Much to our surprise, however, we started receiving requests for workshops for younger and younger audiences and these requests have often been driven by a need for financial literacy and basic money management information. Never one to shy away from a challenge, we now have life transition workshops to meet the meets of three different generations in the workplace and our latest corporate workshop series was attended by 193 employees ranging in age from 25 – 67 years.
In an effort to further expand our subject matter and make these workshops available to as many people as possible, we have recently teamed up with Butterfield Bank and the Bermuda Stock Exchange (BSX) to provide a series of free “Money Matters” workshops to help Bermuda residents learn about long-term money management and investments.
These “Money Matters” workshops are open to the public and focus on helping people learn how to use long-range budgeting techniques to manage money more efficiently, increase opportunities to save for the future, and to gain a better understanding of various investment vehicles available to them. The objective of the workshops is to help people gain an increased understanding of the importance of saving for the future and acquiring the necessary skills to make sound investment decisions.
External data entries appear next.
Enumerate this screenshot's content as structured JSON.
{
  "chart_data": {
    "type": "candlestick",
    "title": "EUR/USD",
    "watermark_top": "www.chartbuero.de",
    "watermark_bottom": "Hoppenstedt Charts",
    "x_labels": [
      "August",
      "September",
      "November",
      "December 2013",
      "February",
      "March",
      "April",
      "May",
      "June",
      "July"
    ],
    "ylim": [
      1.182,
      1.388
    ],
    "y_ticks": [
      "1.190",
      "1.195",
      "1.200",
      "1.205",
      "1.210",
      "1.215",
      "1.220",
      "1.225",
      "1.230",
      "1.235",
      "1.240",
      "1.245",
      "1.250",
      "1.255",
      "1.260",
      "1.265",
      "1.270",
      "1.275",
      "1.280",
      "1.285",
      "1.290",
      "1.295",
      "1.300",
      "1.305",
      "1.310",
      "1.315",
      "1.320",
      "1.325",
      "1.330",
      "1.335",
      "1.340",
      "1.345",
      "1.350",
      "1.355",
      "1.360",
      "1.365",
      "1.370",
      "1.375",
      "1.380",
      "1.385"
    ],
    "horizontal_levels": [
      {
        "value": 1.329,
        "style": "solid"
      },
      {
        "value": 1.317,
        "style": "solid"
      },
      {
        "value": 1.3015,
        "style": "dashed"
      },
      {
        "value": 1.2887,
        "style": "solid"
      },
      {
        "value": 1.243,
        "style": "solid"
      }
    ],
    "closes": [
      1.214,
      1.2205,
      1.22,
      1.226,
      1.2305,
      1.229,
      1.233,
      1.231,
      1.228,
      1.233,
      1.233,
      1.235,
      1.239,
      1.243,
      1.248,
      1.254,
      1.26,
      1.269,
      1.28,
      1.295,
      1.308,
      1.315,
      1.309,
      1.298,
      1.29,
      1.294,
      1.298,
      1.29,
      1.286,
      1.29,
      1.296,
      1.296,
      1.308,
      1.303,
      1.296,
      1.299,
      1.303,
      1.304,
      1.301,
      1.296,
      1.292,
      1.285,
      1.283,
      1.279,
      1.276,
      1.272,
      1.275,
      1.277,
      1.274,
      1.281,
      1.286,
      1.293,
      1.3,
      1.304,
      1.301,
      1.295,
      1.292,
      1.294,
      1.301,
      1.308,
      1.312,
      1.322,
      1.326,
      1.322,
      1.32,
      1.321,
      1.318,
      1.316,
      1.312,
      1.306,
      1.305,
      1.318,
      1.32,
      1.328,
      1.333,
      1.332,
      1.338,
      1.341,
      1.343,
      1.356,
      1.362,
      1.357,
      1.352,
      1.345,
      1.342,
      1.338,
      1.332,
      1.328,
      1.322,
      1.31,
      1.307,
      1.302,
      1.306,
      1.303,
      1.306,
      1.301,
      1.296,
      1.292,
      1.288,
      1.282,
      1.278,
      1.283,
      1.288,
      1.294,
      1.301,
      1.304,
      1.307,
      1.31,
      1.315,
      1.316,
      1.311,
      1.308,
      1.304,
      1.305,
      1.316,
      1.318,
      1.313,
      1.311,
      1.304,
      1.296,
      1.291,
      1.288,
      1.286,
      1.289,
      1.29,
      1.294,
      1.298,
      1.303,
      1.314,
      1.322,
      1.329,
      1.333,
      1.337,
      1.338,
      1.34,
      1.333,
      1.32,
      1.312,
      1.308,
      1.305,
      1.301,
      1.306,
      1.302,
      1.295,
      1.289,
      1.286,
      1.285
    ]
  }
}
In many cases, people who are good at their chosen profession may have difficulty understanding the various elements of good financial planning. They seem to concentrate on increasing their wealth base as a step towards retirement, yet sometimes forget that a wealth base in retirement is only as good as the cash it spins off. For example, if you own a house (the one you live in) and then buy another house as a vacation home then your net worth may have increased, but the second house does not spin off cash – it is certainly an asset, but it is not a cash-generating asset. Likewise, your pension. It is an asset for sure, but in the majority of cases you can’t use the funds therein, apart from receiving a monthly pension in cash. In other words, your overall funds are effectively frozen. It is of course a good idea to keep building your pension fund, but it won’t allow you to buy that boat or new car when you retire – at best you will have increased your monthly pension. So, is that truly a “useable” asset?
Understanding the principles of saving and investing is critical to making prudent investment decisions and workshop will help people of all ages establish financial goals and plan steps to achieve them.
The next workshop on Wednesday October 24th is filled to capacity but we plan to offer another workshop towards the end of November.